[R6] 長期収載品(その1)問1,2,3【医療上の必要性について】
問1 医療上の必要があると認められるのは、どのような場合が想定されるのか。
(答)保険医療機関の医師又は歯科医師(以下、医師等)において、次のように判断する場合が想定される。
① 長期収載品と後発医薬品で薬事上承認された効能・効果に差異がある場合(※)であって、当該患者の疾病に対する治療において長期収載品を
処方等する医療上の必要があると医師等が判断する場合。
(※)効能・効果の差異に関する情報が掲載されているサイトの一例
PMDAの添付文書検索サイト: https://www.pmda.go.jp/PmdaSearch/iyakuSearch/
日本ジェネリック製薬協会が公開する「効能効果、用法用量等に違いのある後発医薬品リスト」:
https://www.jga.gr.jp/2023/09/14/230914_effectiveness.pdf
② 当該患者が後発医薬品を使用した際に、副作用や、他の医薬品との飲み合わせによる相互作用、先発医薬品との間で治療効果に差異があったと医師等が判断する場合であって、安全性の観点等から長期収載品の処方等をする医療上の必要があると判断する場合。

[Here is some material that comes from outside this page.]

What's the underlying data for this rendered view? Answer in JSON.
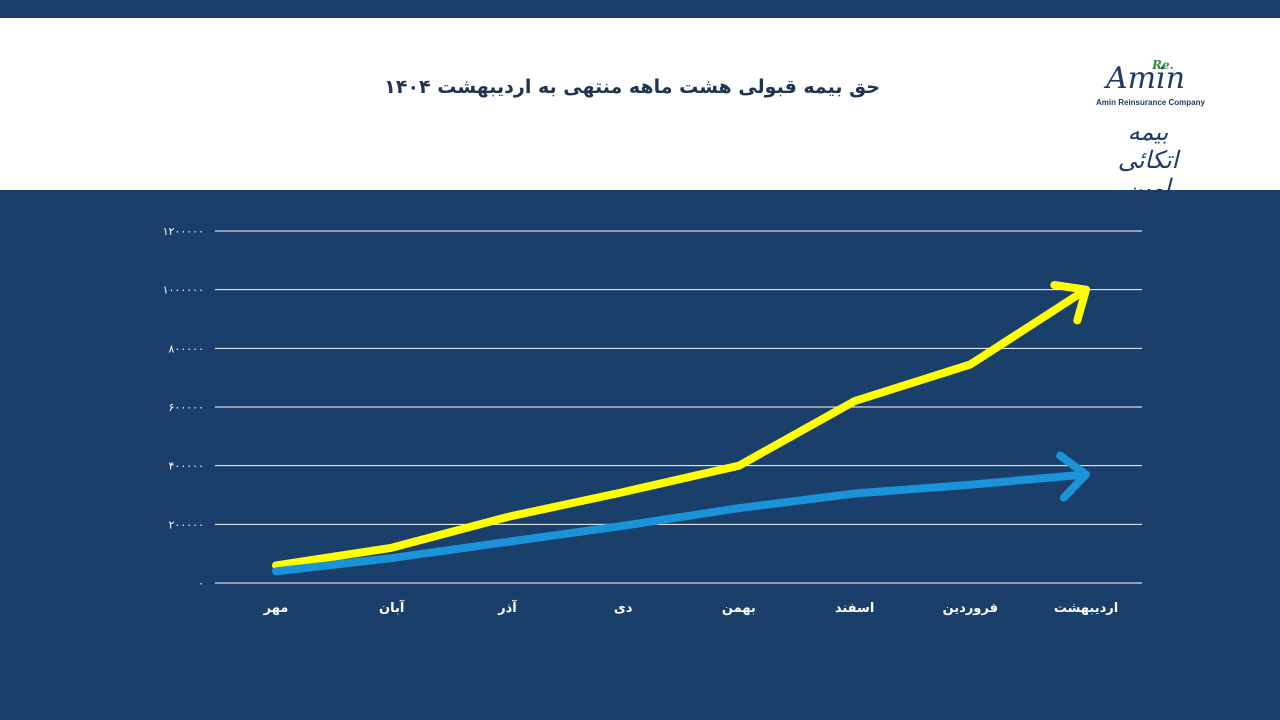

③ 学会が作成しているガイドラインにおいて、長期収載品を使用してい
る患者について後発医薬品へ切り替えないことが推奨されており、それ
を踏まえ、医師等が長期収載品を処方等する医療上の必要があると判断
する場合
④ 後発医薬品の剤形では飲みにくい、吸湿性により一包化ができないな
ど、剤形上の違いにより、長期収載品を処方等をする医療上の必要があると判断する場合。ただし、単に剤形の好みによって長期収載品を選択することは含まれない。
また、保険薬局の薬剤師においては、
・ ①、②及び③に関して、医療上の必要性について懸念することがあれば、医師等に疑義照会することが考えられ、
・ また、④に関しては、医師等への疑義照会は要さず、薬剤師が判断することも考えられる。なお、この場合においても、調剤した薬剤の銘柄等について、当該調剤に係る処方箋を発行した保険医療機関に情報提供すること。

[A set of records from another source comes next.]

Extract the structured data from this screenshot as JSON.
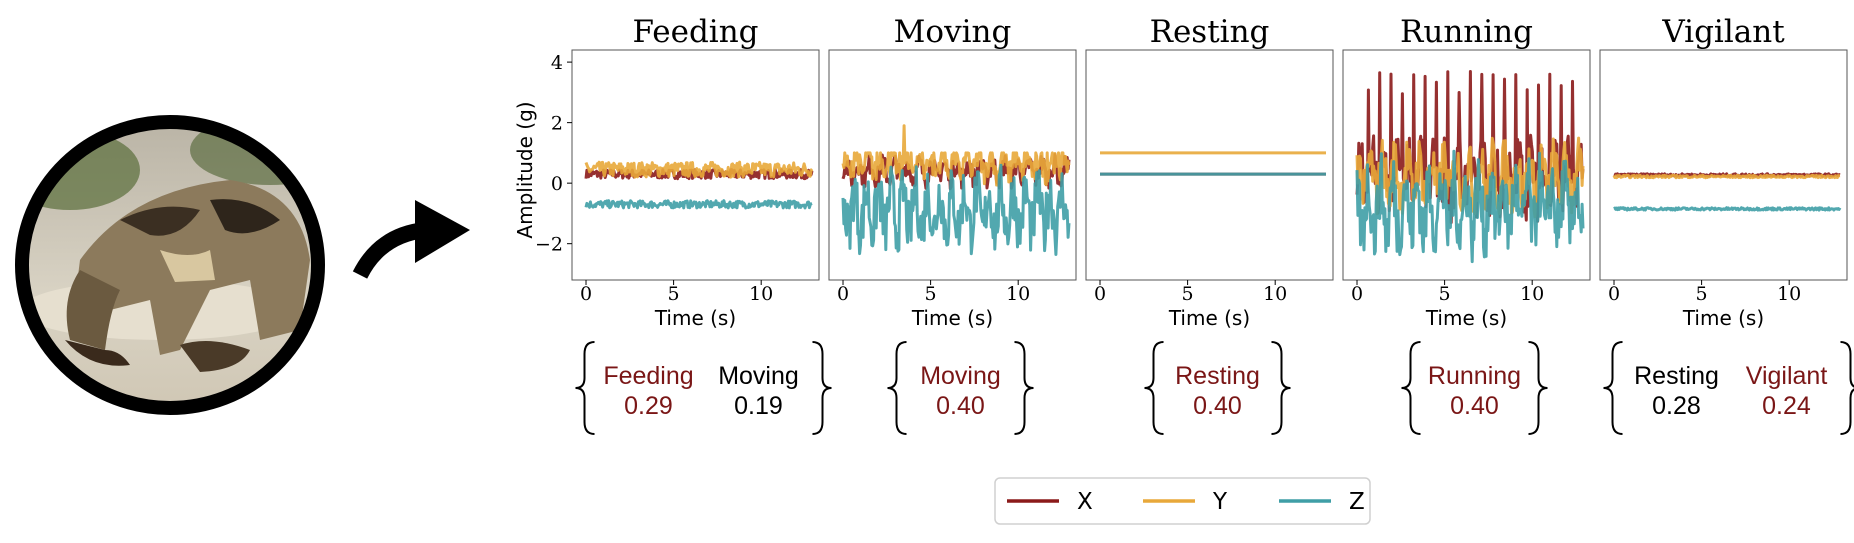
{
  "photo": {
    "subject": "African wild dog"
  },
  "chart_data": {
    "type": "line",
    "ylabel": "Amplitude (g)",
    "xlabel": "Time (s)",
    "xlim": [
      -0.8,
      13.3
    ],
    "ylim": [
      -3.2,
      4.4
    ],
    "xticks": [
      0,
      5,
      10
    ],
    "yticks": [
      -2,
      0,
      2,
      4
    ],
    "duration": 12.9,
    "legend": [
      {
        "name": "X",
        "color": "#8b1a1a"
      },
      {
        "name": "Y",
        "color": "#e8a83a"
      },
      {
        "name": "Z",
        "color": "#3f9ea6"
      }
    ],
    "panels": [
      {
        "title": "Feeding",
        "series": {
          "X": {
            "mean": 0.3,
            "noise": 0.15,
            "spikes": 0
          },
          "Y": {
            "mean": 0.45,
            "noise": 0.25,
            "spikes": 0
          },
          "Z": {
            "mean": -0.7,
            "noise": 0.12,
            "spikes": 0
          }
        },
        "predictions": [
          {
            "label": "Feeding",
            "score": "0.29",
            "color": "#7a1616"
          },
          {
            "label": "Moving",
            "score": "0.19",
            "color": "#000000"
          }
        ]
      },
      {
        "title": "Moving",
        "series": {
          "X": {
            "mean": 0.4,
            "noise": 0.35,
            "spikes": 0
          },
          "Y": {
            "mean": 0.6,
            "noise": 0.4,
            "spikes": 1.9
          },
          "Z": {
            "mean": -0.9,
            "noise": 0.9,
            "spikes": 0
          }
        },
        "predictions": [
          {
            "label": "Moving",
            "score": "0.40",
            "color": "#7a1616"
          }
        ]
      },
      {
        "title": "Resting",
        "series": {
          "X": {
            "mean": 0.3,
            "noise": 0,
            "spikes": 0
          },
          "Y": {
            "mean": 1.0,
            "noise": 0,
            "spikes": 0
          },
          "Z": {
            "mean": 0.3,
            "noise": 0,
            "spikes": 0
          }
        },
        "predictions": [
          {
            "label": "Resting",
            "score": "0.40",
            "color": "#7a1616"
          }
        ]
      },
      {
        "title": "Running",
        "series": {
          "X": {
            "mean": 0.2,
            "noise": 0.9,
            "spikes": 3.8
          },
          "Y": {
            "mean": 0.2,
            "noise": 0.8,
            "spikes": 0
          },
          "Z": {
            "mean": -0.8,
            "noise": 1.1,
            "spikes": 0
          }
        },
        "predictions": [
          {
            "label": "Running",
            "score": "0.40",
            "color": "#7a1616"
          }
        ]
      },
      {
        "title": "Vigilant",
        "series": {
          "X": {
            "mean": 0.27,
            "noise": 0.04,
            "spikes": 0
          },
          "Y": {
            "mean": 0.22,
            "noise": 0.04,
            "spikes": 0
          },
          "Z": {
            "mean": -0.85,
            "noise": 0.04,
            "spikes": 0
          }
        },
        "predictions": [
          {
            "label": "Resting",
            "score": "0.28",
            "color": "#000000"
          },
          {
            "label": "Vigilant",
            "score": "0.24",
            "color": "#7a1616"
          }
        ]
      }
    ]
  }
}
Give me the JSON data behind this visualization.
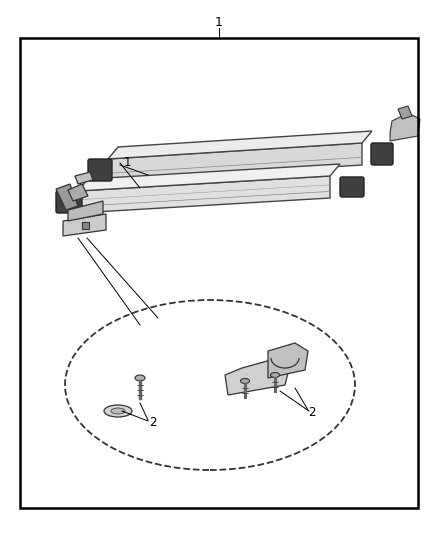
{
  "fig_width": 4.38,
  "fig_height": 5.33,
  "dpi": 100,
  "bg": "#ffffff",
  "lc": "#000000",
  "label1": "1",
  "label2": "2",
  "border": [
    20,
    25,
    398,
    470
  ],
  "carrier_color": "#e8e8e8",
  "carrier_edge": "#333333",
  "clamp_color": "#d0d0d0",
  "dark_color": "#555555",
  "light_gray": "#f0f0f0"
}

問2 治療ガイドライン上で後発医薬品に切り替えないことが推奨されている場合については、長期収載品を使うことについて、医療上の必要性が認められるということでよいか。例えば、てんかん診療ガイドライン 2018(一般社団法人日本神経学会)では、「後発医薬品への切り替えに関して,発作が抑制されている患者では,服用中の薬剤を切り替えないことを推奨する.」、 「先発医薬品と後発医薬品の治療的同等性を検証した質の高いエビデンスはない.しかし,一部の患者で,先発医薬品と後発医薬品の切り替えに際し, 発作再発,発作の悪化,副作用の出現が報告されている」とされているところ、この場合に医療上の必要性は認められるか。
(答)医師等が問1の③に該当すると判断し、長期収載品を処方等する医療上の必要があると判断する場合であれば、保険給付となる。
問3 使用感など、有効成分等と直接関係のない理由で、長期収載品の医療上の必要性を認めることは可能か。
(答)基本的には使用感などについては医療上の必要性としては想定していない。
なお、医師等が問1の1~4に該当すると判断し、長期収載品を処方等する医療上の必要があると判断する場合であれば、保険給付となる。